Kelly Marie Tran at the premiere of Star Wars: The Rise of Skywalker (Valerie Macon/Getty Images)
Kelly Marie Tran at the premiere of Star Wars: The Rise of Skywalker (Valerie Macon/Getty Images)

Kelly Marie Tran has said she quit the internet for “her own sanity” amid vicious trolling at the hands of Star Wars fans.

Tran portrayed Rose Tico in 2017’s Star Wars: The Last Jedi, and experienced months of racist and sexist abuse in the aftermath of its release.

In 2018, she wrote an essay for The New York Times about her experiences of online bullying, writing: “Their words seemed to confirm what growing up as a woman and a person of colour already taught me: that I belonged in margins and spaces, valid only as a minor character in their lives and stories.”

Speaking to The Hollywood Reporter, Tran recalled being surprised at how public her experiences became.

“What’s interesting to me about working in this industry is that certain things become so public, even if you don’t really mean them to be, [like] the succession of events in which I left the internet for my own sanity,” she explained. “It was basically me being like, ‘Oh, this isn’t good for my mental health.
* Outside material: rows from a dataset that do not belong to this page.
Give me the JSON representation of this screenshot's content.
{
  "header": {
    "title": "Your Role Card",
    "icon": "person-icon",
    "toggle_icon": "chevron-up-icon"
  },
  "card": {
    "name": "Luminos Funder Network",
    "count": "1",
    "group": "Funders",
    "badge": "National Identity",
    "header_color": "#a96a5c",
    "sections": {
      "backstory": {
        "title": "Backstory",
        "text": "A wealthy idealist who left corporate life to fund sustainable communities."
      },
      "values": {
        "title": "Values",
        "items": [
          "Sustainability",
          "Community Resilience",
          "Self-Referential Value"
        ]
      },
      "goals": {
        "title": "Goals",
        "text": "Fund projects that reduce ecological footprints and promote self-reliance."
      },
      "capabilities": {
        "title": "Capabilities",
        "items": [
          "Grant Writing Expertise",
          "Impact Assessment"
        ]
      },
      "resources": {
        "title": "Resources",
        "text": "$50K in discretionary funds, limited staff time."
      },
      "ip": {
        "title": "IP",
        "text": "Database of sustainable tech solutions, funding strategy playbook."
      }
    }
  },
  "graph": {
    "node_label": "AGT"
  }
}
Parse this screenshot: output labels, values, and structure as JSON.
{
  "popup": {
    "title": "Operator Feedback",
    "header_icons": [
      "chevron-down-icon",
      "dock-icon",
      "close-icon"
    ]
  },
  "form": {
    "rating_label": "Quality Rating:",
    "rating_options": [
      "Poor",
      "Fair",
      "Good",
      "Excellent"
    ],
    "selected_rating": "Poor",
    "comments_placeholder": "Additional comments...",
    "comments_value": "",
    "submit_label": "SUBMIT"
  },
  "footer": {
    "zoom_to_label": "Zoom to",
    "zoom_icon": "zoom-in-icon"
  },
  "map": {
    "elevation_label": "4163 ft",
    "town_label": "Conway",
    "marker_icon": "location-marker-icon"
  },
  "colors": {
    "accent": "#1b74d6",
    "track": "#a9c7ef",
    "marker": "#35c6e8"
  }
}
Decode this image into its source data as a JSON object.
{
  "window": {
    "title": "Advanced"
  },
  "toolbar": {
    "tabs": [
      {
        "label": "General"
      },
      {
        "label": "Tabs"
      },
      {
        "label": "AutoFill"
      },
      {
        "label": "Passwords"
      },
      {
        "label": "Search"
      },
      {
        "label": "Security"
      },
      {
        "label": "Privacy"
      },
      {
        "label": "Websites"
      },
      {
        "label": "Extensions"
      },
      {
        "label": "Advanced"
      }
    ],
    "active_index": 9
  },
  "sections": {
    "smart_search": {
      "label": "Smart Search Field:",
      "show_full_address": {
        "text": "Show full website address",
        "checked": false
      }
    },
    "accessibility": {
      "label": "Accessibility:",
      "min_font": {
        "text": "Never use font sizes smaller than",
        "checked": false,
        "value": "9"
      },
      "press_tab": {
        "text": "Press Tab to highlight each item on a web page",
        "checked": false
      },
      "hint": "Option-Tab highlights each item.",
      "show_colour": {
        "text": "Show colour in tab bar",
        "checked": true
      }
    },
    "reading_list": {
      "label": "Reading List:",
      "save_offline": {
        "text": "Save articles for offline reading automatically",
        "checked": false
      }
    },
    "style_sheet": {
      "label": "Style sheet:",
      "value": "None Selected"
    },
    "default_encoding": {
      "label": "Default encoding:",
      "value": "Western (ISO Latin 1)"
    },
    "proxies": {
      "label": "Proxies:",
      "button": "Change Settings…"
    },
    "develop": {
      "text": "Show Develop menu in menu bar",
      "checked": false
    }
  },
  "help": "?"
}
I’m obviously going to leave this.’”

Read more: Raya and the Last Dragon sits comfortably within the Disney canon, but never stands out

She also revealed that her experiences led her to step back from fame.

“I left,” she remembered. “I said no to a lot of things. It felt like I was just hearing the voice of my agents and my publicity team and all of these people telling me what to say and what to do and how to feel. And I realised, I didn’t know how I felt anymore. And I didn’t remember why I was in this in the first place … [I needed to] remind myself that there was a fire that burned inside of me before Star Wars, before any of this.”

Valerie Macon/Getty Images
Valerie Macon/Getty Images

Tran next voices the lead character in the Disney animated film Raya and the Last Dragon.

In The Independent’s review of the film, critic Clarisse Loughrey argued that the movie’s plot breeds a kind of familiarity that “always feels in danger of slipping into the formulaic”.

Raya and the Last Dragon is available on Disney+ from 5 March.